I did the usual work on this one -- a fret level/dress, light saddle-area shave and saddle shave, and a full setup. At the same time I also repaired a loose seam and small hairline crack on the lower-bout back. Overall, however, this is a very clean baritone and it sounds delicious. Playability is on-the-dot with 1/16" action at the 12th fret. I have it strung with GHS "100s" -- their black-nylon, standard bari set. I think they sound good (I use them when stringing-up as they're neutral) but I would love to hear it with slightly-heavier trebles that can really be dug-into.
The body is solid mahogany and lightly ladder-braced.
There are no cracks except for the one mentioned on the back, though there's a run-line in the finish to the treble side of the bridge that looks like a hairline crack but isn't.

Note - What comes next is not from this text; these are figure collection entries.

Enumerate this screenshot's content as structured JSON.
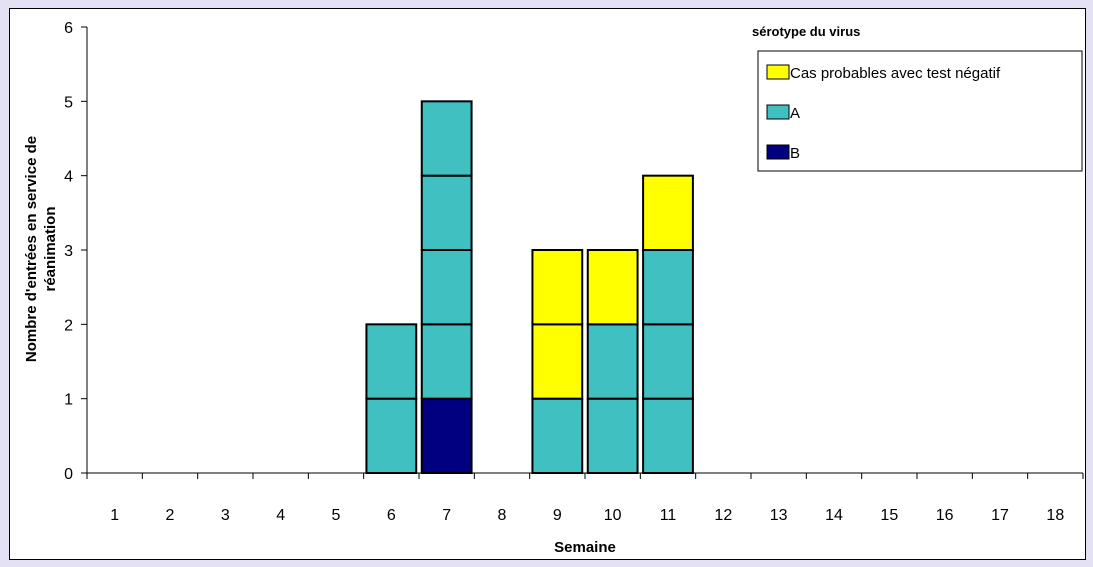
{
  "chart_data": {
    "type": "bar",
    "stacked": true,
    "unit_boxes": true,
    "categories": [
      "1",
      "2",
      "3",
      "4",
      "5",
      "6",
      "7",
      "8",
      "9",
      "10",
      "11",
      "12",
      "13",
      "14",
      "15",
      "16",
      "17",
      "18"
    ],
    "series": [
      {
        "name": "B",
        "color": "#000080",
        "values": [
          0,
          0,
          0,
          0,
          0,
          0,
          1,
          0,
          0,
          0,
          0,
          0,
          0,
          0,
          0,
          0,
          0,
          0
        ]
      },
      {
        "name": "A",
        "color": "#40c0c0",
        "values": [
          0,
          0,
          0,
          0,
          0,
          2,
          4,
          0,
          1,
          2,
          3,
          0,
          0,
          0,
          0,
          0,
          0,
          0
        ]
      },
      {
        "name": "Cas probables avec test négatif",
        "color": "#ffff00",
        "values": [
          0,
          0,
          0,
          0,
          0,
          0,
          0,
          0,
          2,
          1,
          1,
          0,
          0,
          0,
          0,
          0,
          0,
          0
        ]
      }
    ],
    "legend_order": [
      "Cas probables avec test négatif",
      "A",
      "B"
    ],
    "legend_title": "sérotype du virus",
    "legend_position": "top-right",
    "xlabel": "Semaine",
    "ylabel_lines": [
      "Nombre d'entrées en service de",
      "réanimation"
    ],
    "ylim": [
      0,
      6
    ],
    "yticks": [
      "0",
      "1",
      "2",
      "3",
      "4",
      "5",
      "6"
    ],
    "grid": false
  }
}
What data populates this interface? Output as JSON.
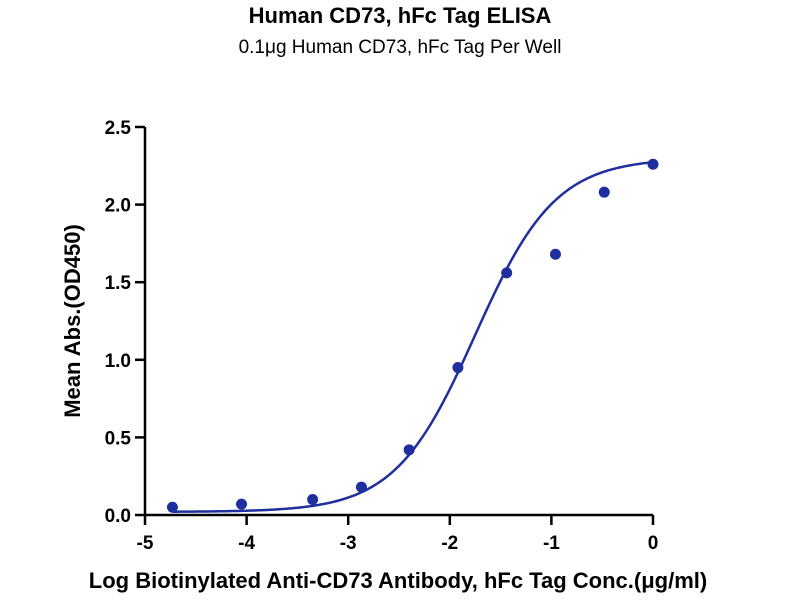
{
  "chart_data": {
    "type": "scatter",
    "title": "Human CD73, hFc Tag ELISA",
    "subtitle": "0.1μg Human CD73, hFc Tag Per Well",
    "xlabel": "Log Biotinylated Anti-CD73 Antibody, hFc Tag Conc.(μg/ml)",
    "ylabel": "Mean Abs.(OD450)",
    "xlim": [
      -5,
      0
    ],
    "ylim": [
      0,
      2.5
    ],
    "x_ticks": [
      "-5",
      "-4",
      "-3",
      "-2",
      "-1",
      "0"
    ],
    "y_ticks": [
      "0.0",
      "0.5",
      "1.0",
      "1.5",
      "2.0",
      "2.5"
    ],
    "grid": false,
    "colors": {
      "series": "#1f2f9e",
      "axis": "#000000"
    },
    "series": [
      {
        "type": "scatter",
        "x": [
          -4.73,
          -4.05,
          -3.35,
          -2.87,
          -2.4,
          -1.92,
          -1.44,
          -0.96,
          -0.48,
          0.0
        ],
        "y": [
          0.05,
          0.07,
          0.1,
          0.18,
          0.42,
          0.95,
          1.56,
          1.68,
          2.08,
          2.26
        ]
      },
      {
        "type": "line",
        "fit": "4PL",
        "bottom": 0.02,
        "top": 2.3,
        "logEC50": -1.75,
        "hill": 1.1,
        "x_range": [
          -4.73,
          0.0
        ]
      }
    ]
  }
}
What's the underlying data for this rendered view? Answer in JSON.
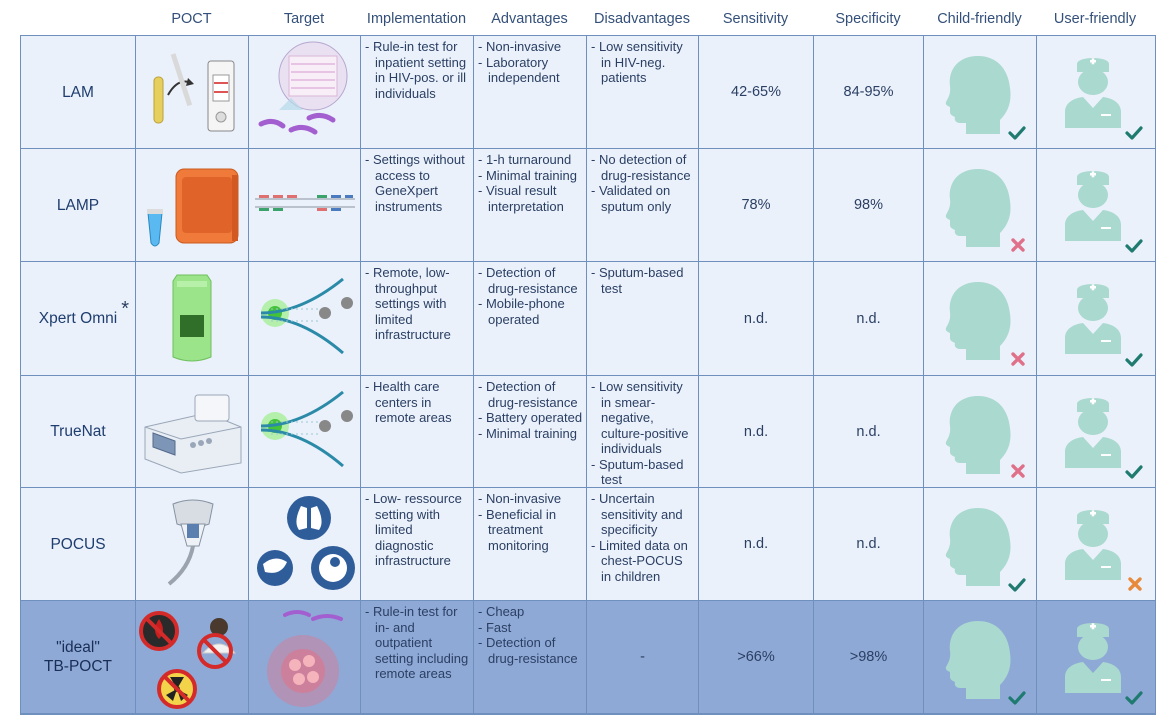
{
  "headers": [
    "POCT",
    "Target",
    "Implementation",
    "Advantages",
    "Disadvantages",
    "Sensitivity",
    "Specificity",
    "Child-friendly",
    "User-friendly"
  ],
  "rows": [
    {
      "name": "LAM",
      "implementation": [
        "Rule-in test for inpatient setting in HIV-pos. or ill individuals"
      ],
      "advantages": [
        "Non-invasive",
        "Laboratory independent"
      ],
      "disadvantages": [
        "Low sensitivity in HIV-neg. patients"
      ],
      "sensitivity": "42-65%",
      "specificity": "84-95%",
      "child_friendly": "check",
      "user_friendly": "check"
    },
    {
      "name": "LAMP",
      "implementation": [
        "Settings without access to GeneXpert instruments"
      ],
      "advantages": [
        "1-h turnaround",
        "Minimal training",
        "Visual result interpretation"
      ],
      "disadvantages": [
        "No detection of drug-resistance",
        "Validated on sputum only"
      ],
      "sensitivity": "78%",
      "specificity": "98%",
      "child_friendly": "cross",
      "user_friendly": "check"
    },
    {
      "name": "Xpert Omni",
      "marker": "*",
      "implementation": [
        "Remote, low-throughput settings with limited infrastructure"
      ],
      "advantages": [
        "Detection of drug-resistance",
        "Mobile-phone operated"
      ],
      "disadvantages": [
        "Sputum-based test"
      ],
      "sensitivity": "n.d.",
      "specificity": "n.d.",
      "child_friendly": "cross",
      "user_friendly": "check"
    },
    {
      "name": "TrueNat",
      "implementation": [
        "Health care centers in remote areas"
      ],
      "advantages": [
        "Detection of drug-resistance",
        "Battery operated",
        "Minimal training"
      ],
      "disadvantages": [
        "Low sensitivity in smear-negative, culture-positive individuals",
        "Sputum-based test"
      ],
      "sensitivity": "n.d.",
      "specificity": "n.d.",
      "child_friendly": "cross",
      "user_friendly": "check"
    },
    {
      "name": "POCUS",
      "implementation": [
        "Low- ressource setting with limited diagnostic infrastructure"
      ],
      "advantages": [
        "Non-invasive",
        "Beneficial in treatment monitoring"
      ],
      "disadvantages": [
        "Uncertain sensitivity and specificity",
        "Limited data on chest-POCUS in children"
      ],
      "sensitivity": "n.d.",
      "specificity": "n.d.",
      "child_friendly": "check",
      "user_friendly": "cross-orange"
    },
    {
      "name": "\"ideal\" TB-POCT",
      "implementation": [
        "Rule-in test for in- and outpatient setting including remote areas"
      ],
      "advantages": [
        "Cheap",
        "Fast",
        "Detection of drug-resistance"
      ],
      "disadvantages_text": "-",
      "sensitivity": ">66%",
      "specificity": ">98%",
      "child_friendly": "check",
      "user_friendly": "check"
    }
  ],
  "colors": {
    "check": "#1f7a70",
    "cross": "#e0708a",
    "cross_orange": "#e88a3c",
    "silhouette": "#a9d9cf",
    "ideal_row": "#8ea9d6",
    "cell_bg": "#eaf1fb"
  }
}
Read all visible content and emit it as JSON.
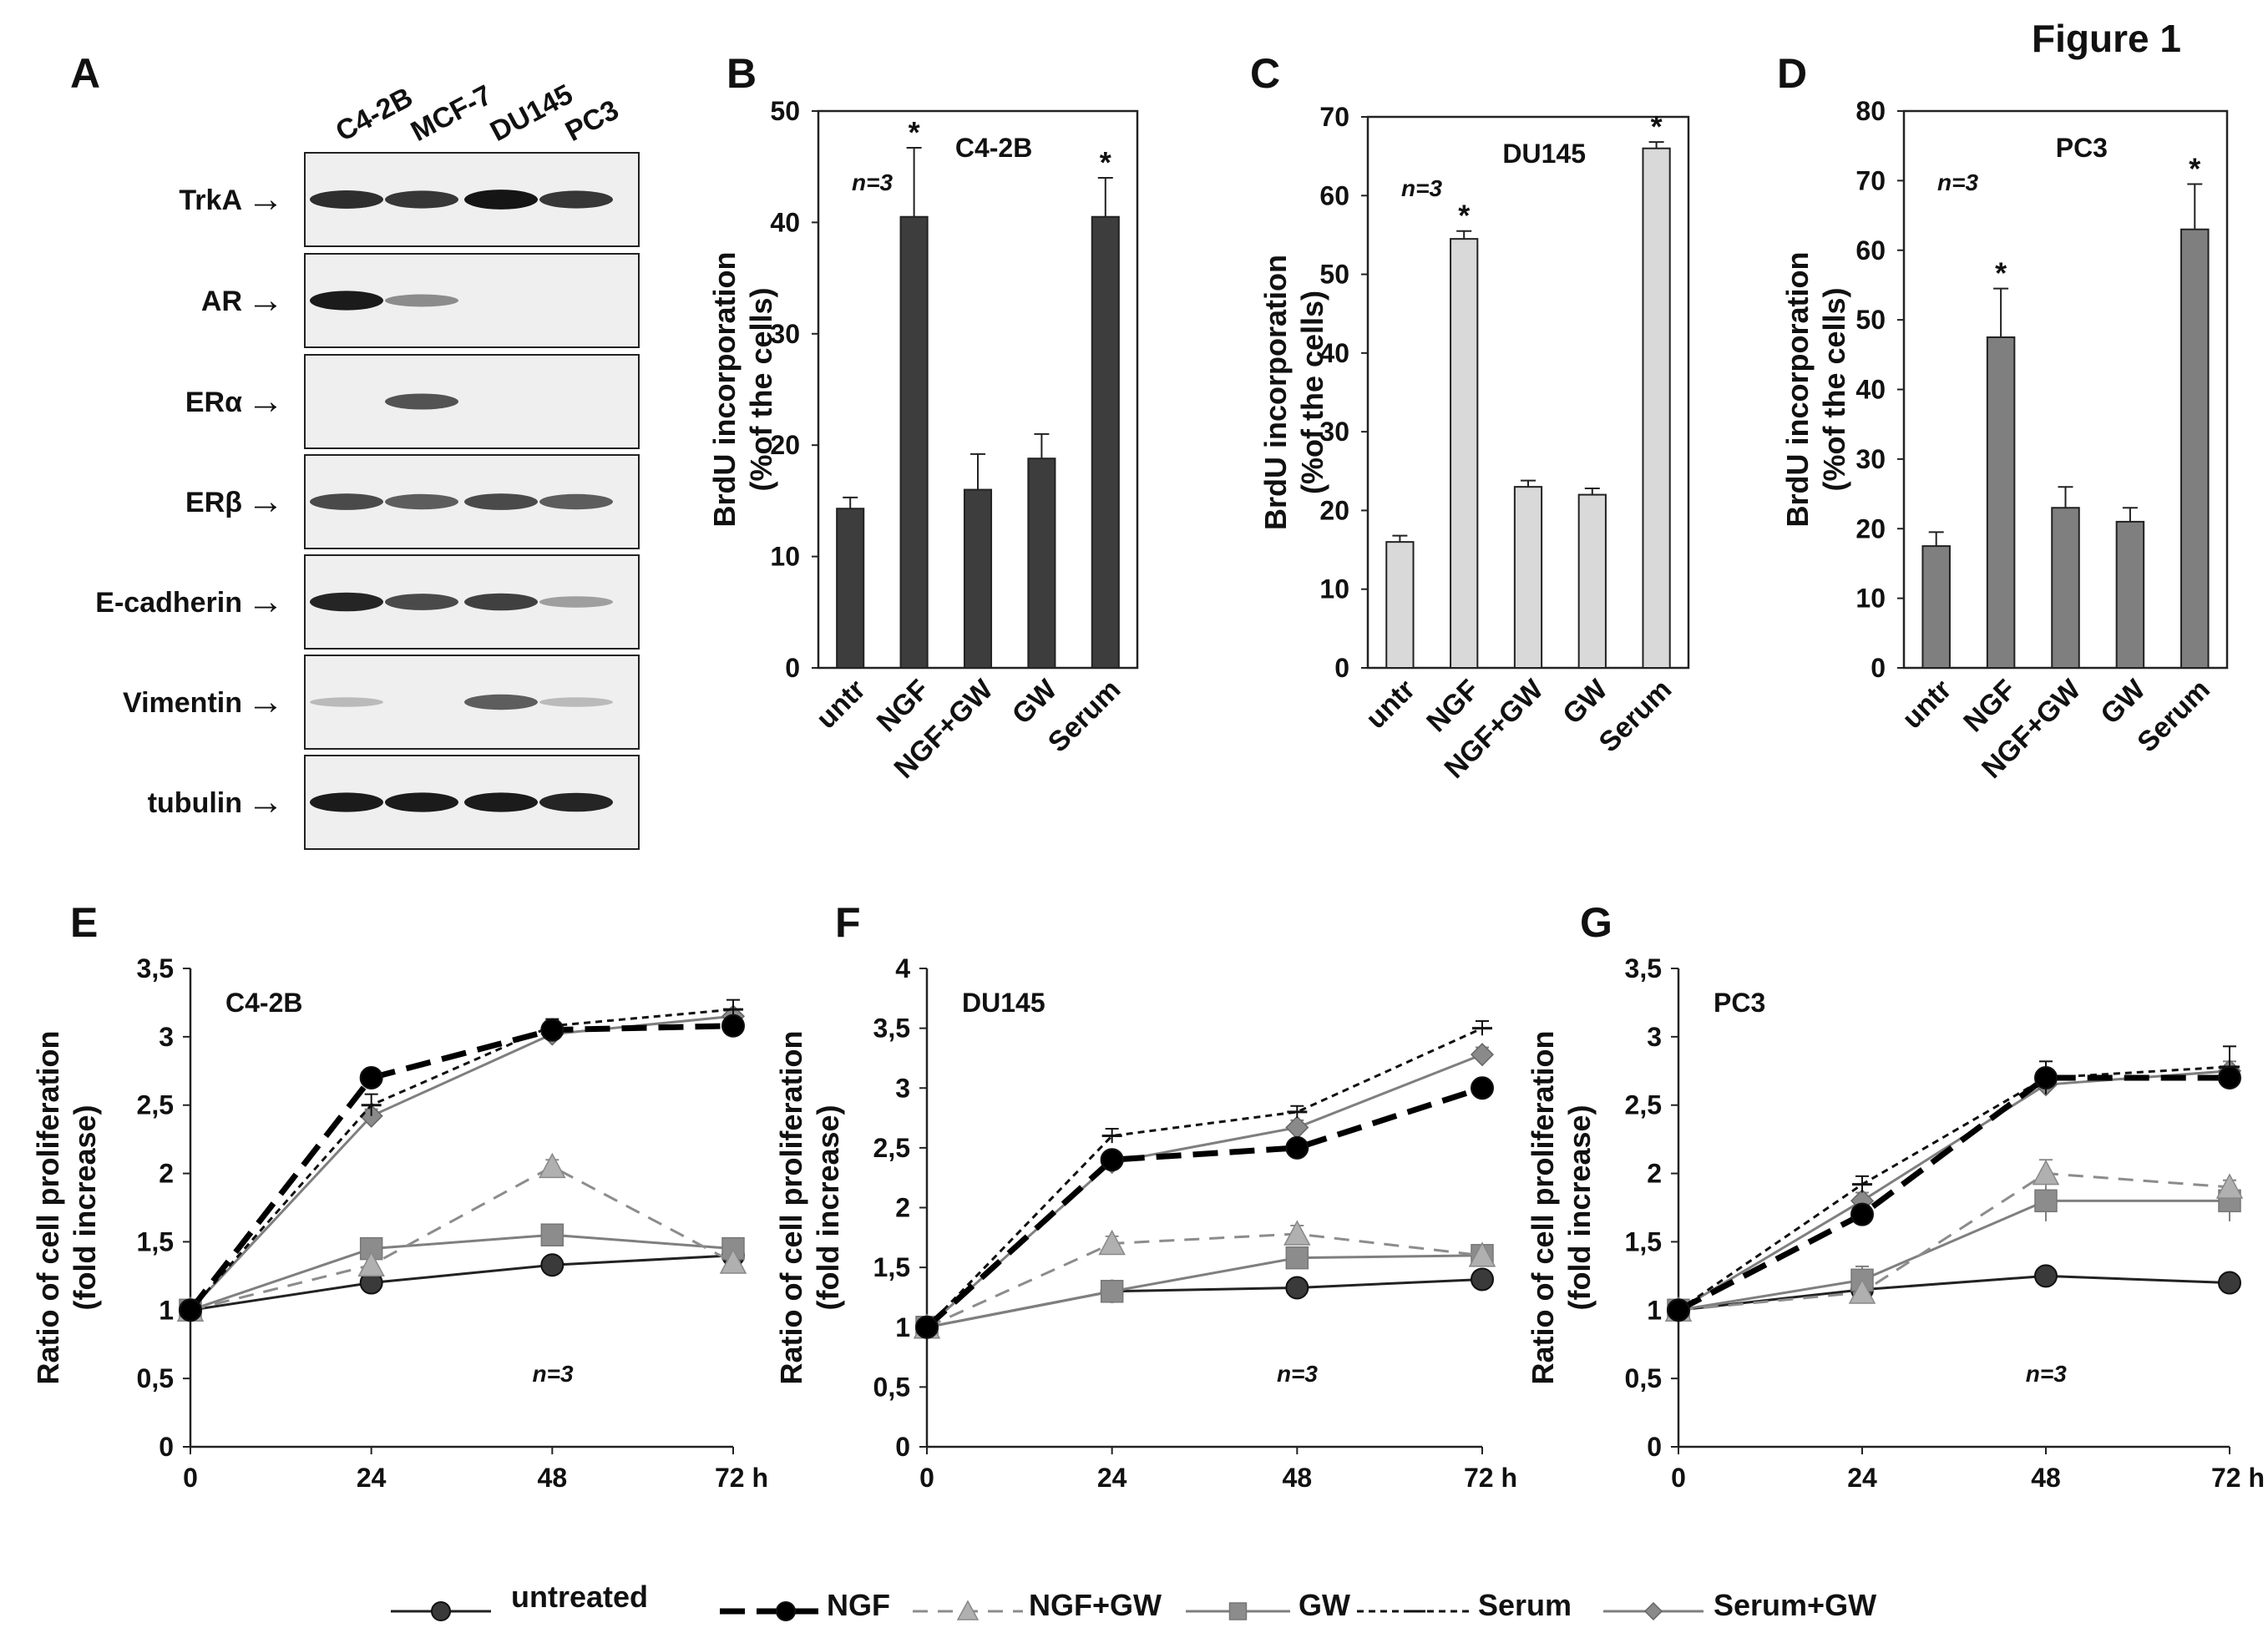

The bone nut is original and the tuners are, too, though I replaced the ferrules with a matching vintage set so it wouldn't have a mismatched set of them.
The fretboard is Brazilian rosewood and, I think, the dots may have been replaced with abalone as I seem to recall these having either faux-pearl dots or white pearl dots usually. I may be going a bit nutty, though. This bari is on the earlier side -- probably an early-50s model.
The neck has a medium C-shaped profile and feels great (though you can tell in the soundclip I get a bit confused here and there as I'd just been playing a guitar).
Note all the weather-check to the finish. It's all over the instrument and this is really typical of Favilla finish jobs. It's a thin, nitro finish and that's par for the course.
I string these "uke style" with balled-up (a few granny knots thrown into one another) ends which yields better down-pressure on the (bone) saddle.